While the U.S. Federal Aviation Administration (FAA) has allowed the Boeing 737 Max to return to service, the aircraft remains grounded in Canada.
Transport Minister Marc Garneau said in a statement released Wednesday that the flight restrictions on the Boeing 737 Max aircraft remain in effect, “and will not be lifted until the department is fully satisfied that all its safety concerns have been addressed, and that enhanced flight crew procedures and training are in place."
Transport Canada’s safety experts continue their independent validation process, Garneau said, to determine whether to approve the proposed safety changes to the aircraft. He expects Transport Canada’s process to conclude very soon.
“However, there will be differences between what the FAA has approved today, and what Canada will require for its operators,” Garneau said.
“These differences will include additional procedures on the flight deck and pre-flight, as well as differences in training.”
On Wednesday, the U.S. FAA chief Steve Dickson signed an order allowing the best-selling plane to resume flights after it was grounded in March 2019. The order will end the longest grounding in commercial aviation history and paves the way for Boeing to resume U.S. deliveries and commercial flights by the end of the year.

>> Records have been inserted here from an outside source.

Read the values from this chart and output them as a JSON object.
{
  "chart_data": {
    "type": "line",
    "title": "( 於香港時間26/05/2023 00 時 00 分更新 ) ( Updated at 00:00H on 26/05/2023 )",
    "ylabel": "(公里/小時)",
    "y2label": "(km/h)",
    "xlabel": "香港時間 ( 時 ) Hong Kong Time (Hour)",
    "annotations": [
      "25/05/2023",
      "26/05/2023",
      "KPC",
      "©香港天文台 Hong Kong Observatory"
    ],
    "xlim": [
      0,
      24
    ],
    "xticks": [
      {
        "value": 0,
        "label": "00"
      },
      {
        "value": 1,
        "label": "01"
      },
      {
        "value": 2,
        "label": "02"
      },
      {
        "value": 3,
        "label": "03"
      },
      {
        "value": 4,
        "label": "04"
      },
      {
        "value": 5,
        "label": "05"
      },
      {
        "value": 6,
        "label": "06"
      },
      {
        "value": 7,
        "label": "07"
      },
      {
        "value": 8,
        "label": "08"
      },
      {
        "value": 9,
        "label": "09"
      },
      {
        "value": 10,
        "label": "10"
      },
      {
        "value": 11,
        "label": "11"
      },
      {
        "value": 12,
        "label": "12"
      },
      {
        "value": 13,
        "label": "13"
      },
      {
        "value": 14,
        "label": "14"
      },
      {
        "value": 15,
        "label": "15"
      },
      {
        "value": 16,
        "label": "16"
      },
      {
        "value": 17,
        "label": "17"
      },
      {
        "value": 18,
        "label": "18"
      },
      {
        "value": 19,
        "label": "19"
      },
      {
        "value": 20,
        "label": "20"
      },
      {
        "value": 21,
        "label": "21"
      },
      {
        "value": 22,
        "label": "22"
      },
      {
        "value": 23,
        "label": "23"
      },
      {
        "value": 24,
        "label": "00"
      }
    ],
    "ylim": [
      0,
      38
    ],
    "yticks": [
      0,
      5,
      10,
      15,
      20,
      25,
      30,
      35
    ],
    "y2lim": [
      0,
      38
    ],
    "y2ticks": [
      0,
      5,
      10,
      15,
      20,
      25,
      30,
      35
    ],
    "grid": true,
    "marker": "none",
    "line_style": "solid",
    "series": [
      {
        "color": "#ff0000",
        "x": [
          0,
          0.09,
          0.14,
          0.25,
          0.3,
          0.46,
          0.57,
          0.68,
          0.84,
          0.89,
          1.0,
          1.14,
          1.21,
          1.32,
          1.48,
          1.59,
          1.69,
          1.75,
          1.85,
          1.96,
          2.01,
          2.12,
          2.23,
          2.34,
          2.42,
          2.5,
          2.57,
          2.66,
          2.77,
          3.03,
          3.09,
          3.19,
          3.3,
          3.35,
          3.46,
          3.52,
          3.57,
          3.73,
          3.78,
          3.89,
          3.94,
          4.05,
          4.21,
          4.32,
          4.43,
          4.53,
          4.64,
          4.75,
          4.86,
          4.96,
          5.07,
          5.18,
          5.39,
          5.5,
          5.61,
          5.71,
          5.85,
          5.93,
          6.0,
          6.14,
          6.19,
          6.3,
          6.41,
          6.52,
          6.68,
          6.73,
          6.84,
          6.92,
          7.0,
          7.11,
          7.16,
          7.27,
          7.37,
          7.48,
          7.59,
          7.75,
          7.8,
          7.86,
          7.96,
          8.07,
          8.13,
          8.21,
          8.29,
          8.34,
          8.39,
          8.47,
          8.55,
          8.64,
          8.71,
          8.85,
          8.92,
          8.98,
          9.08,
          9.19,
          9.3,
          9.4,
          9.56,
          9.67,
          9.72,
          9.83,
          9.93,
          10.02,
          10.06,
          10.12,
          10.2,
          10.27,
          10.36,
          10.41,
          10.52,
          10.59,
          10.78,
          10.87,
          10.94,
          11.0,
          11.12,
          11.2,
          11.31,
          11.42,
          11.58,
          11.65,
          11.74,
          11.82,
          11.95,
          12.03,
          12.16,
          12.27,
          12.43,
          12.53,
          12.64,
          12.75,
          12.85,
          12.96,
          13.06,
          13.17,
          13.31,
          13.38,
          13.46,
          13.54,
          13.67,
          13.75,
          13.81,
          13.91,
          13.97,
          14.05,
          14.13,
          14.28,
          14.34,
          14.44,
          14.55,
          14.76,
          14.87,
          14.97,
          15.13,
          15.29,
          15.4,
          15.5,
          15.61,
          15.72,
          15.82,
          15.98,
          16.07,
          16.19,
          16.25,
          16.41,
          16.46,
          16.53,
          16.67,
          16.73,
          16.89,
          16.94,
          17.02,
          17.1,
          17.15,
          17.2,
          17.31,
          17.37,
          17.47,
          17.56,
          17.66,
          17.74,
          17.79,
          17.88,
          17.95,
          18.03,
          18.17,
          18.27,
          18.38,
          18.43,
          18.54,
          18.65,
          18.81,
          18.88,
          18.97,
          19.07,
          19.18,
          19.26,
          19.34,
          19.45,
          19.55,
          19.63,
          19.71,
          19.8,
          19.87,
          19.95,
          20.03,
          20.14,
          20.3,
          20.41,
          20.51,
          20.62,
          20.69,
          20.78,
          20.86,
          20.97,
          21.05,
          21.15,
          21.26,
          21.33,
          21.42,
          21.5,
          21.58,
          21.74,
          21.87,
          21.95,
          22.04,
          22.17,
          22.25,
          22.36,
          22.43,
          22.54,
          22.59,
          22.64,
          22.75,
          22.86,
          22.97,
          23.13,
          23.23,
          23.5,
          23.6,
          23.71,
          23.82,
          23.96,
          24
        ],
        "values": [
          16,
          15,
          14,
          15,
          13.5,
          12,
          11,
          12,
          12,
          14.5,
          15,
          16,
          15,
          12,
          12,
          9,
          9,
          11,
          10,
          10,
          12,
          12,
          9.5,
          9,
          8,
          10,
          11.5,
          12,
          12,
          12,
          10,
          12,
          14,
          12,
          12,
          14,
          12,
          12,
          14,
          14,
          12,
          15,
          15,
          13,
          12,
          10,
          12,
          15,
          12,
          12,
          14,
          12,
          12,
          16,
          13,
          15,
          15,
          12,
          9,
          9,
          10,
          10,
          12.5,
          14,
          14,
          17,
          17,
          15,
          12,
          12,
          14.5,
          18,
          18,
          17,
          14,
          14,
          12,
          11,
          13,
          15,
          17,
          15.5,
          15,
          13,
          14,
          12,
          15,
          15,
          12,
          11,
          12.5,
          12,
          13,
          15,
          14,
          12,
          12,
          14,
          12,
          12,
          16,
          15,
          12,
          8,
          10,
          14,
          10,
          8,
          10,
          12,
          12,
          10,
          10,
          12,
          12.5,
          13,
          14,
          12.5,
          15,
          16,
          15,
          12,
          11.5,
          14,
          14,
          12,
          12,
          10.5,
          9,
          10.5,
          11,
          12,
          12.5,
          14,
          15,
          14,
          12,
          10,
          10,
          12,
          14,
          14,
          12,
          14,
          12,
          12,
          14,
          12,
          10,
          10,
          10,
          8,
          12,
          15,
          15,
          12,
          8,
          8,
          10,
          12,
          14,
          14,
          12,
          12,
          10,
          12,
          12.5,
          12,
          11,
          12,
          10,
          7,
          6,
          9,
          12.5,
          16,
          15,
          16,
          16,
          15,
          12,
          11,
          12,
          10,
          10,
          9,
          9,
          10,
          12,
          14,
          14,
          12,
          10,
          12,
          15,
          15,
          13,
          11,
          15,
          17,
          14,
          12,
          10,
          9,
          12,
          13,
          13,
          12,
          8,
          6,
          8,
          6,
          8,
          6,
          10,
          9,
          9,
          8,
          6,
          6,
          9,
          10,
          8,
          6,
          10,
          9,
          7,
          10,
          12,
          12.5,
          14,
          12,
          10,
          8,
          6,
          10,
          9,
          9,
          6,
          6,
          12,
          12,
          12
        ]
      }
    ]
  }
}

Canada joined the U.S. and grounded the Boeing Max 8 and Max 9 aircraft last March, days after an Ethiopian Airlines crash killed 157 people. The safety notice grounded all Boeing Max 8s flown by Canadian airlines, including 24 jets belonging to Air Canada, 13 to WestJet and four to Sunwing Airlines.
The FAA is requiring new training to deal with a key safety system called MCAS that is faulted for the two fatal crashes, as well as significant new safeguards and other software changes.
"I feel 100% confident," Dickson told Reuters.